In their paper, Hunter and his colleagues describe a "missing tool" that explains how crossovers are regulated.
"There must be enzymes that ensure at least one crossover, but not too many," said Hunter, who is also a member of the UC Davis Comprehensive Cancer Center research program.
Hunter, graduate students Kseniya Zakharyevich and Shangming Tang and research associate Yunmei Ma, looked for enzymes that could cut DNA to form crossovers in yeast, which form sexual gametes, or spores, in much the same way that humans and other mammals form sperm and eggs.
"There were several good candidates, but none turned out to play a major role," Hunter said.

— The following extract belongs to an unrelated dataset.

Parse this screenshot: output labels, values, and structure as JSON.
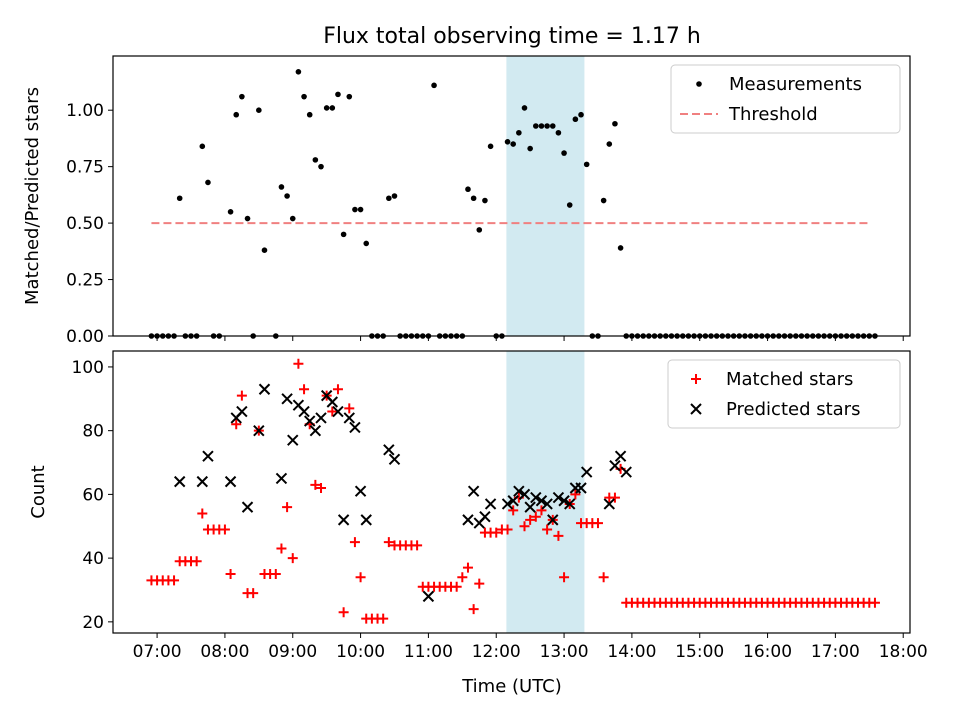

Then they discovered the missing tool for crossing-over: three yeast enzymes, Mlh1, Mlh3 and Sgs1, which work together to cut DNA and make crossovers.
It turns out that the human equivalents of these enzymes are well known for their role in suppressing tumors. Human MLH1 and MLH3 are mutated in an inherited form of colon cancer. BLM, the human equivalent of Sgs1, is mutated in a cancer-prone disease called Bloom's Syndrome.
"Sgs1 was the biggest surprise," Hunter said. "We previously knew it as an enzyme that unwinds DNA to prevent crossovers. Its role in making crossovers had been hidden by other enzymes that can step in when it is absent."
"While other enzymes cut DNA randomly, Mlh1-Mlh3-Sgs1 only makes crossovers. This unique activity is essential for meiosis and its discovery is a huge step forward," he said.
The work was supported by the National Institutes of Health. Hunter is an Early Career Scientist of the Howard Hughes Medical Institute.